Sparse loss functions like cross-entropy are commonly used for classification tasks where the target is a single class label (or a probability distribution over a set of classes). They compute the loss only for the true class, making them computationally efficient for large vocabulary sizes. Dense loss functions like mean squared error (MSE) are used for regression tasks where the target is a continuous value. In language modeling, using MSE with one-hot encoded targets becomes computationally expensive due to the large vocabulary size and leads to less sharp probability distributions. Key differences include target representation (class labels vs. continuous values), computational cost (efficient for sparse, expensive for dense with large vocabularies), and the sharpness of predicted probability distributions (sharper with cross-entropy).
In next-word prediction with a vocabulary of 10,000 words, if the true next word is "cat" (represented as index 200), cross-entropy would only consider the predicted probability for the 200th index. MSE with one-hot encoding would calculate the squared error between the predicted probabilities and the one-hot vector representing "cat" (a vector of length 10,000 with only the 200th element being 1), incurring a significantly higher computational cost.
import torch
import torch.nn as nn
# Example demonstrating cross-entropy and MSE loss
# Sample predictions and target
predictions = torch.randn(1, 5, requires_grad=True) # Batch size 1, 5 classes
target_class = torch.tensor([2]) # True class label (index 2)
target_one_hot = torch.nn.functional.one_hot(target_class, num_classes=5).float() # One hot encoding of target
# Cross-entropy loss
loss_cross_entropy = nn.CrossEntropyLoss()(predictions, target_class)

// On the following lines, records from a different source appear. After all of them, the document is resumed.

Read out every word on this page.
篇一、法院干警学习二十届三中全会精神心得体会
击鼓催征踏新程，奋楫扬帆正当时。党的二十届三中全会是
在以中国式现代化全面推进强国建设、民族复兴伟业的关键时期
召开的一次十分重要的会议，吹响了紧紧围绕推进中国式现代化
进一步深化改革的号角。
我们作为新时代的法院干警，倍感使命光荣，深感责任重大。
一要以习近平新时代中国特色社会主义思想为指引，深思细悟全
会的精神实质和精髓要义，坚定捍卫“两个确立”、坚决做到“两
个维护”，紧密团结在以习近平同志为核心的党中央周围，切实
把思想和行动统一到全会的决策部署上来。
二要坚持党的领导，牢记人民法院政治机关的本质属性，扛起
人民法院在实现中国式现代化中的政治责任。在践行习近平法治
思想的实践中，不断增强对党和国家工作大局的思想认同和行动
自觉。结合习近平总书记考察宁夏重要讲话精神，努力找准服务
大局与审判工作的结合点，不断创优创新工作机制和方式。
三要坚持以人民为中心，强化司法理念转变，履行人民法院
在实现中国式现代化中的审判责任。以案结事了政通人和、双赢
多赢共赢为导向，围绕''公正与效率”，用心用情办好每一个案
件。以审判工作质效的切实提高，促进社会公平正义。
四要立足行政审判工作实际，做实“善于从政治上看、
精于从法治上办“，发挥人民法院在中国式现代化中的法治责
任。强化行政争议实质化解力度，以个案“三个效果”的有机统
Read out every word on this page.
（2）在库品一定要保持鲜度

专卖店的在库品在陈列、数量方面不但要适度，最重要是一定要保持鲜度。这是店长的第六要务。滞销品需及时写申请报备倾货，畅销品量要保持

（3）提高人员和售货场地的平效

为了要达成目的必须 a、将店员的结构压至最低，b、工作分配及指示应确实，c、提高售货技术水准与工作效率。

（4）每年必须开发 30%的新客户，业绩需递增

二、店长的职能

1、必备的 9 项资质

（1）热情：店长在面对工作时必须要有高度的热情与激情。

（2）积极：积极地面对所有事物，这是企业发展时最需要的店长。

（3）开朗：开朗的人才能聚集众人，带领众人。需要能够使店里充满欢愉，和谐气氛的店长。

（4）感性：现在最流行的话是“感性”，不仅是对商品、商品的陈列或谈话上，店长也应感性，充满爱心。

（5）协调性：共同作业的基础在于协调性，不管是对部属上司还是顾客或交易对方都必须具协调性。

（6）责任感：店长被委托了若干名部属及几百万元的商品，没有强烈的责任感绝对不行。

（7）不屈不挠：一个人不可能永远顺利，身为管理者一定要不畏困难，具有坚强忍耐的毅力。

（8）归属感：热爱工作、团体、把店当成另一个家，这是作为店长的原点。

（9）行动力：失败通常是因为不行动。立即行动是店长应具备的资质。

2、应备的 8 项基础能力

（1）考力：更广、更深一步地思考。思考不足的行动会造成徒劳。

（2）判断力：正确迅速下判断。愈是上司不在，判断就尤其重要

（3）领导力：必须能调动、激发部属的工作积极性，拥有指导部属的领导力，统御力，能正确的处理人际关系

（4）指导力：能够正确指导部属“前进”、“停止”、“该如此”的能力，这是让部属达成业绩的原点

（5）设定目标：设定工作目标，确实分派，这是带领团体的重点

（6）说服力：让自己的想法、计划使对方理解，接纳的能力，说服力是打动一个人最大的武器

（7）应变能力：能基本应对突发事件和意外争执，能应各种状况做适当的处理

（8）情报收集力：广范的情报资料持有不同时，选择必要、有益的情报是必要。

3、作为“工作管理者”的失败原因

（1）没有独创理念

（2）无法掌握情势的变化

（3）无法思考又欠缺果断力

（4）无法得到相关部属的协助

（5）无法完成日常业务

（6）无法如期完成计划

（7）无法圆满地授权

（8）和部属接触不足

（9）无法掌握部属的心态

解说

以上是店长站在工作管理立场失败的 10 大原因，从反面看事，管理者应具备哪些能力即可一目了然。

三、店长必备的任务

# MSE loss (with one-hot encoding)
loss_mse = nn.MSELoss()(predictions, target_one_hot)
print("Cross-entropy Loss:", loss_cross_entropy.item())
print("MSE Loss:", loss_mse.item())
# Example showing probability distribution
import torch.nn.functional as F
predictions_softmax = F.softmax(predictions, dim=-1)
print("Predicted probabilities (softmax):", predictions_softmax)
# Experiment: Increase the number of classes (vocabulary size)
# and observe the increase in computation time for MSE loss.